В истории европейской цивилизации после Декарта начался так называемый «критический период», отличительной чертой которого была убеждённость в том, что наилучший путь к истине идёт через сомнение, а не через веру
[1]. При этом надёжное знание понималось лишь как результат собственного решения, опирающегося на объективные свидетельства. Соответственно, многие докритические представления об Откровении начали отвергаться.
Затем наступил пост-критический период, который, хотя и был согласен с предыдущим периодом в том, что лишние суеверия должны быть устранены, но, тем не менее, обратил внимание и на определённую наивность критического периода. В частности, к числу такого рода заблуждений относится наивная вера в то, что истину можно установить, опираясь на ряд принципов, которые ясны для разума сами по себе. К мыслителям посткритического периода можно отнести таких авторов, как Поланый и Рикёр, лозунгом которых стало «превзойти критику с помощью критики же, но только не деструктивной, а конструктивной». Пост-критические авторы гораздо внимательнее, чем их предшественники, относятся к имплицитному осознанию и символической коммуникации.
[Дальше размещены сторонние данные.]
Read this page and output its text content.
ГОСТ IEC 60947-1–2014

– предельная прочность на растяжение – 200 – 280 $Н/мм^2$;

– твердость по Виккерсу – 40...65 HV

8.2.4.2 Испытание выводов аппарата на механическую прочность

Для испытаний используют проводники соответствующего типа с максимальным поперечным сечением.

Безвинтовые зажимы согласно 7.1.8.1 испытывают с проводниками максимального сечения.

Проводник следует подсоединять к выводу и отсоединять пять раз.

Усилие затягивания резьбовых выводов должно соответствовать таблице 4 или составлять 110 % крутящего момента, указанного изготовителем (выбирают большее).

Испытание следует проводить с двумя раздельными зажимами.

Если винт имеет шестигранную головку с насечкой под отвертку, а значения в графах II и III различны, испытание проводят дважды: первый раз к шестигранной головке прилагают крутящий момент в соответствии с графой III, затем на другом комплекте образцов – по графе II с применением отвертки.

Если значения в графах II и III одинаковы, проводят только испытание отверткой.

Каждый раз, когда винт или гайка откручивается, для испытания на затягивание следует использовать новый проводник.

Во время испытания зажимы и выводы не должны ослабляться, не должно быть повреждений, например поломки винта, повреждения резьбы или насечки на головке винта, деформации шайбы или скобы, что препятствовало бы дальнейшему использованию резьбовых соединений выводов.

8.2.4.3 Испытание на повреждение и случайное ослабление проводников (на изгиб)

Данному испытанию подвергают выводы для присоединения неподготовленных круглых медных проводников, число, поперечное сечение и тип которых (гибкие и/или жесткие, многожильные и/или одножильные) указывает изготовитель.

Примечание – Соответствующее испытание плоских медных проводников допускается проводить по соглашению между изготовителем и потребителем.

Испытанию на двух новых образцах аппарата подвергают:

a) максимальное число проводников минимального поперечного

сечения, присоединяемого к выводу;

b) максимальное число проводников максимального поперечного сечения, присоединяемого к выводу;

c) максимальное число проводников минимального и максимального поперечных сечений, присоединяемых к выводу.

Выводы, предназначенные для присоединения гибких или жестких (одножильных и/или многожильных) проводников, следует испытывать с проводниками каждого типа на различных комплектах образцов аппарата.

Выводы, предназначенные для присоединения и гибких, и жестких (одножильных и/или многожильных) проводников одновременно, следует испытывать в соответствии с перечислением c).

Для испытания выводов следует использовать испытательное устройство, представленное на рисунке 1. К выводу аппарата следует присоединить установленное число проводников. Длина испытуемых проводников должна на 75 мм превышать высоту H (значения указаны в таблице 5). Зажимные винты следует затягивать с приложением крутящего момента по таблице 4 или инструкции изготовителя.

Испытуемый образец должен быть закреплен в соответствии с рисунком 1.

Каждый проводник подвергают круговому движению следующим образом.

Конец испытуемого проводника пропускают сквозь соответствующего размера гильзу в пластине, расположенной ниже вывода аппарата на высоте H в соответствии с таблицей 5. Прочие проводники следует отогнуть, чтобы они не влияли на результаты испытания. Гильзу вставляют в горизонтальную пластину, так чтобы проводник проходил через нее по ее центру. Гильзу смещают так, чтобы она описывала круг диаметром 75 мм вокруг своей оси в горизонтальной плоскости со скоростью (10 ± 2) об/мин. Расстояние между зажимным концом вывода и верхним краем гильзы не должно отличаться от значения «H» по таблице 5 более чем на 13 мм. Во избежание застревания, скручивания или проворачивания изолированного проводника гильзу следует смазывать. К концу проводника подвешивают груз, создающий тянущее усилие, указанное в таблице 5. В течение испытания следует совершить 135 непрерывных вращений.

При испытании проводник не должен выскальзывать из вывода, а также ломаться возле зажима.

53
Теперь рассмотрим 8 основных вызовов со стороны критической мысли в адрес теологии Откровения.
1. Философский агностицизм - это течение во многом опиралось на эпистемологию Канта, утверждавшую, что нам доступны только чувственные феномены. Как кантианство, так и различные версии позитивизма, строили свои теории познания по модели физических наук либо математики. Теория Канта с подозрением относилась к любым утверждениям относительно сверхчувственной реальности. В результате возможности разума были поняты как весьма ограниченные. Однако, символическая коммуникация может ответить на эти возражения, что символическое осознание позволяет выйти за пределы чистой эмпирики, удовлетворяя самые глубокие чаяния человека.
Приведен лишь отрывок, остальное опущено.